Director: Richard Fleischer
Writers: Clive Exton (screenplay), Ludovic Kennedy (book)


Stars: Richard Attenborough, Judy Geeson, John Hurt, Pat Heywood

BAFTA Awards 1972

Nominated Best Supporting Actor: John Hurt
The picture was filmed at the real-life Rillington Place, at Nos. 7 (for interiors) and No. 10 (but only for exteriors). The street had previously changed its name to Ruston Close in 1954, the year after Christie's execution. Filming took place at No. 7 when the occupants of No. 10 refused to move out to allow filming to take place there. The street was later demolished at the end of 1970 and the area later redeveloped, completed in 1977 as Bartle Road and St Andrew's Square, it is now being totally unrecognizable to the way it looked at the time John Christie and the other characters in the film (and real life) were residents there.
According to John Hurt, real-life retired executioner Albert Pierrepoint was a technical advisor for the execution scene. This scene was the first British people had seen in a cinema of a British hanging, and as it was still covered under the government's Official Secrets Act, no details regarding the scene were available. This is where Pierrepoint came in, under an assumed name, and was able to re-create the harrowing scene to maximize the true terror of what it must have been like.
Richard Attenborough once said of playing John Christie in this film in an interview with "The Times" of London on 18th May 1970: "I do not like playing the part, but I accepted it at once without seeing the script. I have never felt so totally involved in any part as this. It is a most devastating statement on capital punishment".
This was one of a handful of pictures directed by Richard Fleischer that dealt with the subject matter of real life murder cases. The others include Compulsion (1959), The Boston Strangler (1968) and The Girl in the Red Velvet Swing (1955).
Throughout the 60's, film-makers tried to set up this production, but the Christie case was still considered too disturbing for British audiences.

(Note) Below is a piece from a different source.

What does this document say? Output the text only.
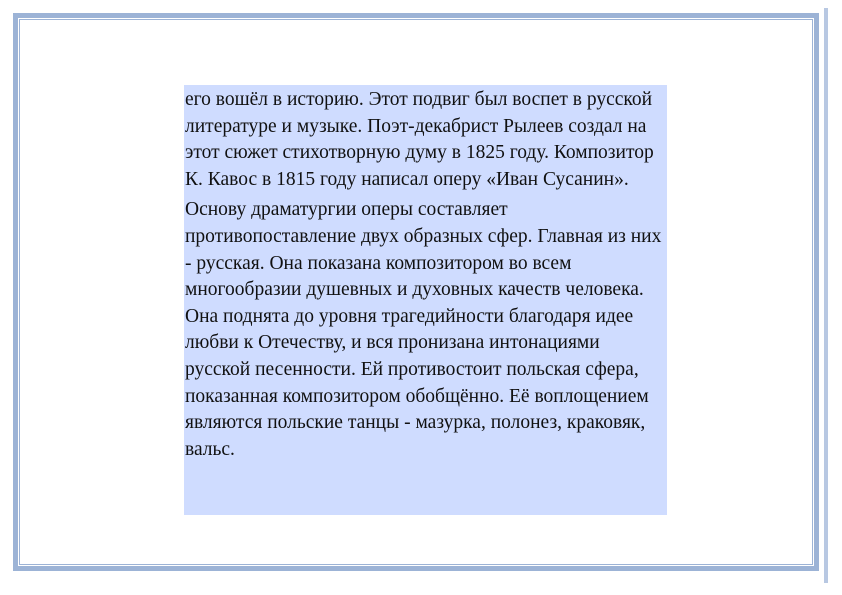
его вошёл в историю. Этот подвиг был воспет в русской литературе и музыке. Поэт-декабрист Рылеев создал на этот сюжет стихотворную думу в 1825 году. Композитор К. Кавос в 1815 году написал оперу «Иван Сусанин».

Основу драматургии оперы составляет противопоставление двух образных сфер. Главная из них - русская. Она показана композитором во всем многообразии душевных и духовных качеств человека. Она поднята до уровня трагедийности благодаря идее любви к Отечеству, и вся пронизана интонациями русской песенности. Ей противостоит польская сфера, показанная композитором обобщённо. Её воплощением являются польские танцы - мазурка, полонез, краковяк, вальс.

The film was adapted by Clive Exton from the book Ten Rillington Place by Ludovic Kennedy. The film relies on the same argument advanced by Kennedy that Evans was innocent of the murders and was framed by Christie. That argument was accepted by the Crown and Evans was officially pardoned by Home Secretary Roy Jenkins in 1966. The case is one of the first major miscarriages of justice known to have occurred in the immediate postwar period. Most of the script, narrative and character development of it was drawn up in the 1960s.

Sir Ludovic Henry Coverley Kennedy (3 November 1919 – 18 October 2009) was a British journalist, broadcaster, humanist and author best known for re-examining cases such as the Lindbergh kidnapping and the murder convictions of Timothy Evans and Derek Bentley, and for his role in the abolition of the death penalty in the United Kingdom.